The Lin-Chang debate
A central debate in industrial-policy design: should a country FOLLOW its current comparative advantage or DEFY it? Justin Lin's 'New Structural Economics' argues industrial policy should FOLLOW the country's LATENT comparative advantage — promote industries consistent with the country's current factor endowments (a labour-abundant poor country should promote labour-intensive manufacturing, not capital-intensive heavy industry), because industries that fit the country's comparative advantage will be VIABLE and competitive without permanent subsidy. Defying comparative advantage (promoting industries the country isn't yet suited for) produces non-viable firms needing endless support (the ISI failure). Ha-Joon Chang (and others) counter that successful catch-up often REQUIRED defying current comparative advantage — Korea promoted steel and shipbuilding when it had no comparative advantage in them, building the advantage through deliberate effort (the infant-industry/learning argument); following current comparative advantage might trap a country in low-value activities forever (a country good at growing cocoa stays a cocoa grower). The debate is unresolved and important: Lin's view counsels caution and viability (don't defy your endowments); Chang's view counsels ambition and transformation (build new advantages).
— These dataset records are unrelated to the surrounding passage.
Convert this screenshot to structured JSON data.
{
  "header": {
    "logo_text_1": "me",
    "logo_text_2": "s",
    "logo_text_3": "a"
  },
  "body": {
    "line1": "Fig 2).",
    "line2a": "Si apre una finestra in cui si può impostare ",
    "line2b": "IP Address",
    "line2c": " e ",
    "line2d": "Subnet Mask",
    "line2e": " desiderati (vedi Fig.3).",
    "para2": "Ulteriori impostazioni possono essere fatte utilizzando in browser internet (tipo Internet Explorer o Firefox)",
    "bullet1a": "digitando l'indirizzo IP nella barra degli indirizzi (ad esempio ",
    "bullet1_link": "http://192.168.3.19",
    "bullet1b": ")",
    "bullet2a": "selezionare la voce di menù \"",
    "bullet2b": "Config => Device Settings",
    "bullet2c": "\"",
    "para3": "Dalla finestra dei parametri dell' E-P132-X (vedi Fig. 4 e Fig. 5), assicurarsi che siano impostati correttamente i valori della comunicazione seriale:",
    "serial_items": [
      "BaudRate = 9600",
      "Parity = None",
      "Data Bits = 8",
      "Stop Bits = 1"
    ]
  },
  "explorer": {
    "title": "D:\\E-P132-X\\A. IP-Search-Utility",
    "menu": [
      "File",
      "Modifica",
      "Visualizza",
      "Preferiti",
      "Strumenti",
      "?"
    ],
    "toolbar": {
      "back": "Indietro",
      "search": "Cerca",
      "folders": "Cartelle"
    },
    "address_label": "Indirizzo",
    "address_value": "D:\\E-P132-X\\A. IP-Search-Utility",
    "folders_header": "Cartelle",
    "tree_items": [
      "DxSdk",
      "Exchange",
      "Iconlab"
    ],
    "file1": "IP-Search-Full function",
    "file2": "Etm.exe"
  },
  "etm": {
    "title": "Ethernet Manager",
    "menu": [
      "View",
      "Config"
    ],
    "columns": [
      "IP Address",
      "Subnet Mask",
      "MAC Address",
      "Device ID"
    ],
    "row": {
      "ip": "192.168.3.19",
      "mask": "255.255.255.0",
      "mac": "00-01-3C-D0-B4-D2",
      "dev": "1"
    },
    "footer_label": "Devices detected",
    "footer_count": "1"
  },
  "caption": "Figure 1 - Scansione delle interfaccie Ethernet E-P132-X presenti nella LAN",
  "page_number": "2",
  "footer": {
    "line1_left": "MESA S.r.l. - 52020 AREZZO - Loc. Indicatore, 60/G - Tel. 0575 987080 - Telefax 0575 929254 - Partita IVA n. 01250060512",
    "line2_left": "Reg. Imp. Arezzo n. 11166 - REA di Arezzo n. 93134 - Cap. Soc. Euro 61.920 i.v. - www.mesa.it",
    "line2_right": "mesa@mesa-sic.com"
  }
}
The pragmatic synthesis: defy comparative advantage only SLIGHTLY and with discipline — promote activities just beyond current capabilities (where learning can build advantage) rather than wildly beyond them (where you get permanent non-viable dependants), and condition support on the path to viability. The tension between viability (follow) and transformation (defy) is at the heart of industrial-policy strategy.
Exercise
A low-income, labour-abundant African country is debating its industrial strategy. One adviser says, 'Pick high-tech industries like the Asian tigers did — electronics, autos.' Another says, 'Government can't pick winners; just liberalise and let the market decide.' (1) Critique both positions. (2) Explain how to reframe the strategy as a discovery process. (3) Apply growth diagnostics to focus the strategy. (4) Use the Lin-Chang debate to advise on which industries to target.